Richards: Club sports should count toward physical education credits

Jason Richards, Staff Columnist

As I start my sixth semester here at Case Western Reserve University, the dreaded physical education (PE) requirement is looming upon me. Two semesters worth of physical education classes are required for all bachelor’s degrees here, and, when you realize you only have three semesters left, this can be alarming.

I told myself freshman year I’d never procrastinate on my PE requirements. Rather, I would be proactive and sign up for Power Volleyball or Cardio Games in my first few semesters in order to be able to focus on coursework as my classes got harder.

Like many others before me, I also told myself freshman year that I’d never succumb to the well-known epidemic of the freshman 15.

If you’re following the theme here, I wasn’t able to stick to either of these goals. Admittedly, however, the freshman 15 is on me more than my impending PE requirements. Now that I think of it, the former is probably a direct result of the latter. Anyway, I digress.

CWRU advocates for the health and well-being of its students. One way of encouraging students to try different forms of exercise is through these PE requirements. They offer students a class that breaks from a traditional lecture structure and requires no homework. However, while athletes who play varsity sports are relieved of these prerequisites, those in club sports are not, despite exerting as much—if not more—physical activity each week. 

The CWRU athletics webpage, as well as the Case Bulletin, which posts academic regulations, programs of study and course offerings, also recommend that physical education credits be completed in a student’s first year. However, the limited number of classes available, and class capacity within those that are offered, restrict students’ ability to complete their requirements in the first year.

Each semester, CWRU offers 15-25 co-educational lifetime sports classes. A quick class search in the Student Information System (SIS) shows that each class has multiple time slots, but an average class size limit of only roughly 20 students.

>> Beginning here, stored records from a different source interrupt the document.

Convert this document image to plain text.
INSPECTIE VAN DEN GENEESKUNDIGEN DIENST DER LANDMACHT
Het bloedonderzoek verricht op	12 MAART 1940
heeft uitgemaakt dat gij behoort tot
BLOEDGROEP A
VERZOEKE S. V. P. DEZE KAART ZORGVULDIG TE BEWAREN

Your first year or two, you’ll be lucky to get into a physical education class—unless you find waking up at 8:00 a.m. for indoor rowing to be your calling. Most of the time, upperclassmen take PE spots before any freshman or sophomore students get a chance, since seniority takes precedence in class enrollment. Our pattern of PE enrollment creates a cycle in which upperclassmen, still needing to fulfill the prerequisites, fill most of the available classes, preventing first and second year students from taking the classes. As a result, these students then wait until they are upperclassmen to take PE classes, and the cycle continues.

CWRU sponsors 19 NCAA Division III varsity sports, according to this year’s general bulletin. Athletes in these sports are able to substitute their sport for the PE requirement during that sport season.

But CWRU’s physical education fulfillment fails to include club sports. All club sports that don’t fall under the 19 sponsored varsity ones aren’t accepted toward physical education requirements.

Enabling club sports to count toward physical education credits, as varsity sports do, would solve many of the aforementioned problems. Further, it addresses the graduation requirement: inadequate class size, time constraints and the lack of facilities for hosting classes. At the same time, including club sports in the PE requirement encourages student engagement in extracurricular activities—another feat CWRU has been working toward in recent years.

Currently, CWRU has 17 listed club sports on the athletics page, including archery, ice hockey, lacrosse, and ultimate frisbee. These club sports provide just as much physical involvement as any class that meets the physical education requirement. I’d go further to say that they require much more commitment, athletic ability, training and physical education than the classes that actually count towards CWRU’s graduation requirement, excluding the varsity sports teams. 

I’m personally not part of any club sports. I don’t have the commitment to wake up at 5:00 AM to row on the Cuyahoga River most days out of the week, or take up archery when my engineering classes slow down. (This is, of course, sarcasm—they don’t slow down.) I just believe the physical education aspect of these club sports stretches beyond what any two-day-a-week, one-hour class can accomplish, and are, thus, certainly deserving of PE credit.